October 6, 2015
Why are we so obsessed about surf contests as surf fans? What’s so attractive about seeing people paddling in the water while we are at the beach wishing we could be surfing that same wave in that exact same way? Why are we across the world, eyes fixed on the computer with our 5th espresso shots only to watch a little bit more about the contest? It seems like a weird obsession that isn’t even healthy.
Well, we watch it and wish we were in the water because it will never happen – we don’t have that talent, unfortunately. We are good, but we can’t do what they do. Surfing may seem like a random sport for some, but it isn’t as easy as it seems. Surfing is probably one of the hardest sport to learn, harder than skiing or snowboarding. This is probably why parents’ home school their kids so they can be in the water at the youngest age possible. Learning how the ocean works is part of the sport and it isn’t something anyone is able to. It takes time. You need to treat the sea with respect if you want the swells to come back at you. Some people even think it’s a crazy sport. ‘’Why would you go in the ocean when it’s freezing cold and dangerous? You know, there are sharks, right?’’. That’s the only thing people think about once they go at sea, when in fact, your chances are way higher to get hit by a car when you are crossing the road of your house. Being attacked by a shark like Mick Fanning doesn’t happen often and (hopefully) won’t happen again, but being born as a pro surfer for your destiny plan doesn’t happen often neither. You are the lucky one, getting to surf wonderful places around the world, but this isn’t all about beers and fun time. You need to stop that voice inside your head that tells you it’s dangerous, you need to go in the freezing snow to catch some waves, you need to be aware of your surroundings and you need to focus on your goals and stop drinking that beer. Surfing is more than a sport, it’s an art. Have you ever seen someone dance so beautifully on the water than surfers? I haven’t.

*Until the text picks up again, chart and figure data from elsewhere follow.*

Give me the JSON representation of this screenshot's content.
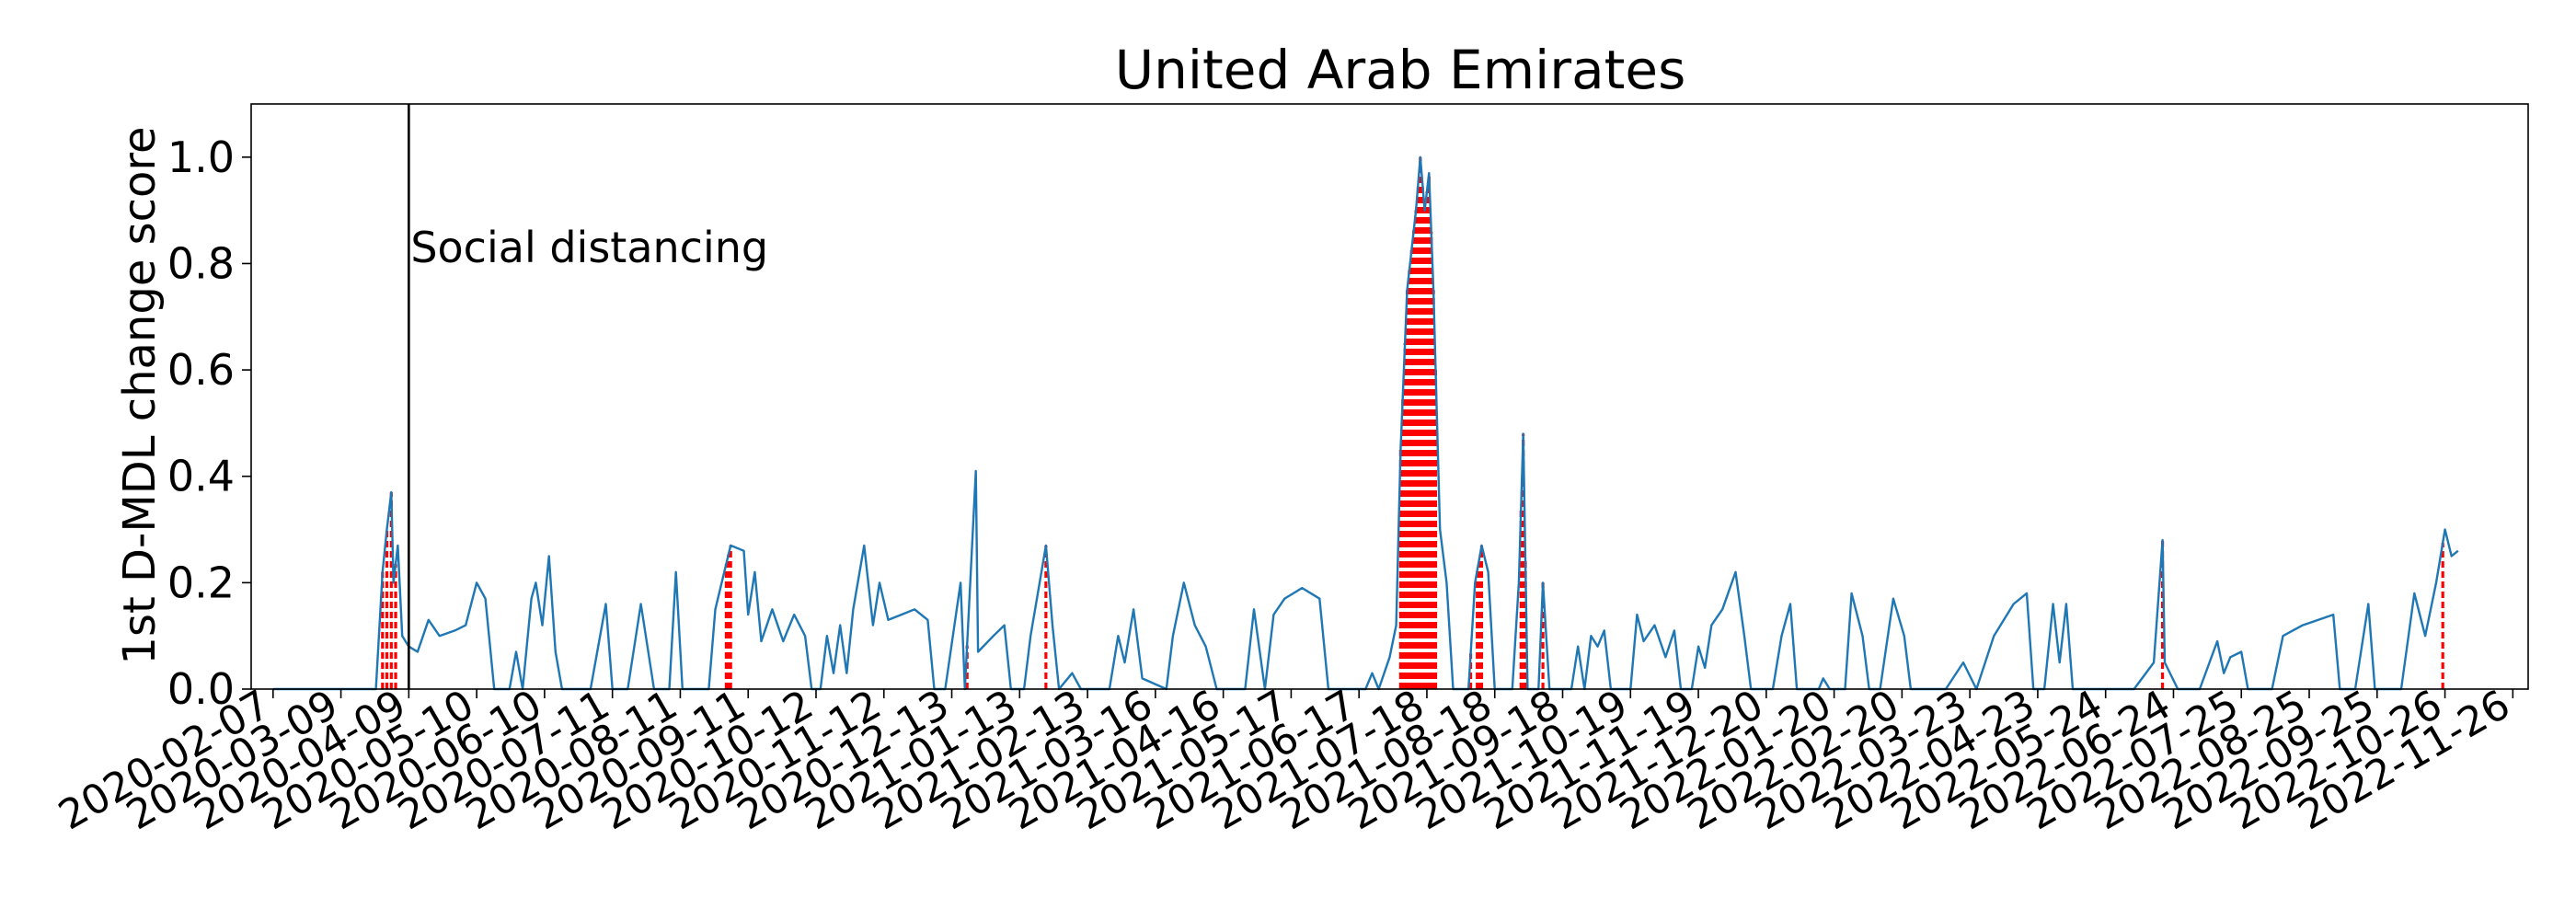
{
  "chart_data": {
    "type": "line",
    "title": "United Arab Emirates",
    "xlabel": "",
    "ylabel": "1st D-MDL change score",
    "ylim": [
      0,
      1.1
    ],
    "xlim": [
      "2020-01-28",
      "2022-12-03"
    ],
    "grid": false,
    "yticks": [
      "0.0",
      "0.2",
      "0.4",
      "0.6",
      "0.8",
      "1.0"
    ],
    "xticks": [
      "2020-02-07",
      "2020-03-09",
      "2020-04-09",
      "2020-05-10",
      "2020-06-10",
      "2020-07-11",
      "2020-08-11",
      "2020-09-11",
      "2020-10-12",
      "2020-11-12",
      "2020-12-13",
      "2021-01-13",
      "2021-02-13",
      "2021-03-16",
      "2021-04-16",
      "2021-05-17",
      "2021-06-17",
      "2021-07-18",
      "2021-08-18",
      "2021-09-18",
      "2021-10-19",
      "2021-11-19",
      "2021-12-20",
      "2022-01-20",
      "2022-02-20",
      "2022-03-23",
      "2022-04-23",
      "2022-05-24",
      "2022-06-24",
      "2022-07-25",
      "2022-08-25",
      "2022-09-25",
      "2022-10-26",
      "2022-11-26"
    ],
    "annotation": {
      "text": "Social distancing",
      "date": "2020-04-09"
    },
    "series": [
      {
        "color": "#1f77b4",
        "points": [
          [
            "2020-02-07",
            0.0
          ],
          [
            "2020-03-20",
            0.0
          ],
          [
            "2020-03-25",
            0.0
          ],
          [
            "2020-03-28",
            0.22
          ],
          [
            "2020-03-30",
            0.3
          ],
          [
            "2020-04-01",
            0.37
          ],
          [
            "2020-04-02",
            0.2
          ],
          [
            "2020-04-04",
            0.27
          ],
          [
            "2020-04-06",
            0.1
          ],
          [
            "2020-04-09",
            0.08
          ],
          [
            "2020-04-13",
            0.07
          ],
          [
            "2020-04-18",
            0.13
          ],
          [
            "2020-04-23",
            0.1
          ],
          [
            "2020-04-30",
            0.11
          ],
          [
            "2020-05-05",
            0.12
          ],
          [
            "2020-05-10",
            0.2
          ],
          [
            "2020-05-14",
            0.17
          ],
          [
            "2020-05-18",
            0.0
          ],
          [
            "2020-05-25",
            0.0
          ],
          [
            "2020-05-28",
            0.07
          ],
          [
            "2020-05-31",
            0.0
          ],
          [
            "2020-06-04",
            0.17
          ],
          [
            "2020-06-06",
            0.2
          ],
          [
            "2020-06-09",
            0.12
          ],
          [
            "2020-06-12",
            0.25
          ],
          [
            "2020-06-15",
            0.07
          ],
          [
            "2020-06-18",
            0.0
          ],
          [
            "2020-07-01",
            0.0
          ],
          [
            "2020-07-08",
            0.16
          ],
          [
            "2020-07-11",
            0.0
          ],
          [
            "2020-07-18",
            0.0
          ],
          [
            "2020-07-24",
            0.16
          ],
          [
            "2020-07-30",
            0.0
          ],
          [
            "2020-08-06",
            0.0
          ],
          [
            "2020-08-09",
            0.22
          ],
          [
            "2020-08-12",
            0.0
          ],
          [
            "2020-08-24",
            0.0
          ],
          [
            "2020-08-27",
            0.15
          ],
          [
            "2020-09-03",
            0.27
          ],
          [
            "2020-09-09",
            0.26
          ],
          [
            "2020-09-11",
            0.14
          ],
          [
            "2020-09-14",
            0.22
          ],
          [
            "2020-09-17",
            0.09
          ],
          [
            "2020-09-22",
            0.15
          ],
          [
            "2020-09-27",
            0.09
          ],
          [
            "2020-10-02",
            0.14
          ],
          [
            "2020-10-07",
            0.1
          ],
          [
            "2020-10-10",
            0.0
          ],
          [
            "2020-10-14",
            0.0
          ],
          [
            "2020-10-17",
            0.1
          ],
          [
            "2020-10-20",
            0.03
          ],
          [
            "2020-10-23",
            0.12
          ],
          [
            "2020-10-26",
            0.03
          ],
          [
            "2020-10-29",
            0.15
          ],
          [
            "2020-11-03",
            0.27
          ],
          [
            "2020-11-07",
            0.12
          ],
          [
            "2020-11-10",
            0.2
          ],
          [
            "2020-11-14",
            0.13
          ],
          [
            "2020-11-20",
            0.14
          ],
          [
            "2020-11-26",
            0.15
          ],
          [
            "2020-12-02",
            0.13
          ],
          [
            "2020-12-05",
            0.0
          ],
          [
            "2020-12-10",
            0.0
          ],
          [
            "2020-12-17",
            0.2
          ],
          [
            "2020-12-19",
            0.0
          ],
          [
            "2020-12-24",
            0.41
          ],
          [
            "2020-12-25",
            0.07
          ],
          [
            "2021-01-01",
            0.1
          ],
          [
            "2021-01-06",
            0.12
          ],
          [
            "2021-01-09",
            0.0
          ],
          [
            "2021-01-15",
            0.0
          ],
          [
            "2021-01-18",
            0.1
          ],
          [
            "2021-01-25",
            0.27
          ],
          [
            "2021-01-28",
            0.12
          ],
          [
            "2021-01-31",
            0.0
          ],
          [
            "2021-02-06",
            0.03
          ],
          [
            "2021-02-10",
            0.0
          ],
          [
            "2021-02-23",
            0.0
          ],
          [
            "2021-02-27",
            0.1
          ],
          [
            "2021-03-02",
            0.05
          ],
          [
            "2021-03-06",
            0.15
          ],
          [
            "2021-03-10",
            0.02
          ],
          [
            "2021-03-21",
            0.0
          ],
          [
            "2021-03-24",
            0.1
          ],
          [
            "2021-03-29",
            0.2
          ],
          [
            "2021-04-03",
            0.12
          ],
          [
            "2021-04-08",
            0.08
          ],
          [
            "2021-04-13",
            0.0
          ],
          [
            "2021-04-26",
            0.0
          ],
          [
            "2021-04-30",
            0.15
          ],
          [
            "2021-05-05",
            0.0
          ],
          [
            "2021-05-09",
            0.14
          ],
          [
            "2021-05-14",
            0.17
          ],
          [
            "2021-05-22",
            0.19
          ],
          [
            "2021-05-30",
            0.17
          ],
          [
            "2021-06-03",
            0.0
          ],
          [
            "2021-06-20",
            0.0
          ],
          [
            "2021-06-23",
            0.03
          ],
          [
            "2021-06-26",
            0.0
          ],
          [
            "2021-07-01",
            0.06
          ],
          [
            "2021-07-04",
            0.12
          ],
          [
            "2021-07-06",
            0.45
          ],
          [
            "2021-07-09",
            0.75
          ],
          [
            "2021-07-13",
            0.9
          ],
          [
            "2021-07-15",
            1.0
          ],
          [
            "2021-07-17",
            0.9
          ],
          [
            "2021-07-19",
            0.97
          ],
          [
            "2021-07-21",
            0.75
          ],
          [
            "2021-07-24",
            0.3
          ],
          [
            "2021-07-27",
            0.2
          ],
          [
            "2021-07-30",
            0.0
          ],
          [
            "2021-08-06",
            0.0
          ],
          [
            "2021-08-09",
            0.2
          ],
          [
            "2021-08-12",
            0.27
          ],
          [
            "2021-08-15",
            0.22
          ],
          [
            "2021-08-18",
            0.0
          ],
          [
            "2021-08-26",
            0.0
          ],
          [
            "2021-08-29",
            0.2
          ],
          [
            "2021-08-31",
            0.48
          ],
          [
            "2021-09-02",
            0.0
          ],
          [
            "2021-09-07",
            0.0
          ],
          [
            "2021-09-09",
            0.2
          ],
          [
            "2021-09-12",
            0.0
          ],
          [
            "2021-09-22",
            0.0
          ],
          [
            "2021-09-25",
            0.08
          ],
          [
            "2021-09-28",
            0.0
          ],
          [
            "2021-10-01",
            0.1
          ],
          [
            "2021-10-04",
            0.08
          ],
          [
            "2021-10-07",
            0.11
          ],
          [
            "2021-10-10",
            0.0
          ],
          [
            "2021-10-19",
            0.0
          ],
          [
            "2021-10-22",
            0.14
          ],
          [
            "2021-10-25",
            0.09
          ],
          [
            "2021-10-30",
            0.12
          ],
          [
            "2021-11-04",
            0.06
          ],
          [
            "2021-11-08",
            0.11
          ],
          [
            "2021-11-11",
            0.0
          ],
          [
            "2021-11-16",
            0.0
          ],
          [
            "2021-11-19",
            0.08
          ],
          [
            "2021-11-22",
            0.04
          ],
          [
            "2021-11-25",
            0.12
          ],
          [
            "2021-11-30",
            0.15
          ],
          [
            "2021-12-06",
            0.22
          ],
          [
            "2021-12-10",
            0.1
          ],
          [
            "2021-12-13",
            0.0
          ],
          [
            "2021-12-23",
            0.0
          ],
          [
            "2021-12-27",
            0.1
          ],
          [
            "2021-12-31",
            0.16
          ],
          [
            "2022-01-03",
            0.0
          ],
          [
            "2022-01-13",
            0.0
          ],
          [
            "2022-01-15",
            0.02
          ],
          [
            "2022-01-18",
            0.0
          ],
          [
            "2022-01-25",
            0.0
          ],
          [
            "2022-01-28",
            0.18
          ],
          [
            "2022-02-02",
            0.1
          ],
          [
            "2022-02-05",
            0.0
          ],
          [
            "2022-02-10",
            0.0
          ],
          [
            "2022-02-16",
            0.17
          ],
          [
            "2022-02-21",
            0.1
          ],
          [
            "2022-02-24",
            0.0
          ],
          [
            "2022-03-12",
            0.0
          ],
          [
            "2022-03-20",
            0.05
          ],
          [
            "2022-03-26",
            0.0
          ],
          [
            "2022-04-03",
            0.1
          ],
          [
            "2022-04-12",
            0.16
          ],
          [
            "2022-04-18",
            0.18
          ],
          [
            "2022-04-21",
            0.0
          ],
          [
            "2022-04-26",
            0.0
          ],
          [
            "2022-04-30",
            0.16
          ],
          [
            "2022-05-03",
            0.05
          ],
          [
            "2022-05-06",
            0.16
          ],
          [
            "2022-05-09",
            0.0
          ],
          [
            "2022-06-06",
            0.0
          ],
          [
            "2022-06-15",
            0.05
          ],
          [
            "2022-06-19",
            0.28
          ],
          [
            "2022-06-20",
            0.05
          ],
          [
            "2022-06-26",
            0.0
          ],
          [
            "2022-07-06",
            0.0
          ],
          [
            "2022-07-14",
            0.09
          ],
          [
            "2022-07-17",
            0.03
          ],
          [
            "2022-07-20",
            0.06
          ],
          [
            "2022-07-25",
            0.07
          ],
          [
            "2022-07-28",
            0.0
          ],
          [
            "2022-08-08",
            0.0
          ],
          [
            "2022-08-13",
            0.1
          ],
          [
            "2022-08-22",
            0.12
          ],
          [
            "2022-09-05",
            0.14
          ],
          [
            "2022-09-08",
            0.0
          ],
          [
            "2022-09-15",
            0.0
          ],
          [
            "2022-09-21",
            0.16
          ],
          [
            "2022-09-24",
            0.0
          ],
          [
            "2022-10-06",
            0.0
          ],
          [
            "2022-10-12",
            0.18
          ],
          [
            "2022-10-17",
            0.1
          ],
          [
            "2022-10-22",
            0.2
          ],
          [
            "2022-10-26",
            0.3
          ],
          [
            "2022-10-29",
            0.25
          ],
          [
            "2022-11-01",
            0.26
          ]
        ]
      }
    ],
    "change_markers": {
      "color": "#ff0000",
      "style": "dashed",
      "dates": [
        "2020-03-28",
        "2020-03-30",
        "2020-04-01",
        "2020-04-03",
        "2020-09-01",
        "2020-09-02",
        "2020-09-03",
        "2020-12-20",
        "2021-01-25",
        "2021-07-06",
        "2021-07-07",
        "2021-07-08",
        "2021-07-09",
        "2021-07-10",
        "2021-07-11",
        "2021-07-12",
        "2021-07-13",
        "2021-07-14",
        "2021-07-15",
        "2021-07-16",
        "2021-07-17",
        "2021-07-18",
        "2021-07-19",
        "2021-07-20",
        "2021-07-21",
        "2021-07-22",
        "2021-08-07",
        "2021-08-10",
        "2021-08-11",
        "2021-08-12",
        "2021-08-30",
        "2021-08-31",
        "2021-09-01",
        "2021-09-09",
        "2022-06-19",
        "2022-10-25"
      ]
    }
  }
}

The Quicksilver Pro France started today and we are excited to watch it with our espresso shot. The year I was born in, Rob Machado won at the Rip Curl Pro Landes. It was the second year of the contest in France, while the first year the Brazilian Flavio Padaratz won against Kelly Slater. It has been a while, isn’t? It started 20 years ago and until these days, nature still offers us perfect swells so surfers can compete to get the best scores. Will John John Florence keep his 2014 title and win again this year? Will the weather be good while they announce lots of wind and small waves? Will the contest be on standby due to bad surf condition, forcing surfers to explore the French culture with the help of red wine? Will Dane Reynold win the contest (he has a wildcard, if you weren’t aware of it) and donate all his prize money to charity, as announced via Instagram?
We simply need to wait and see it. If there is something we have to remember about that surf location though is that it’s really challenging and change quickly, surfers need to be able to adapt themselves easily while being patient with waves.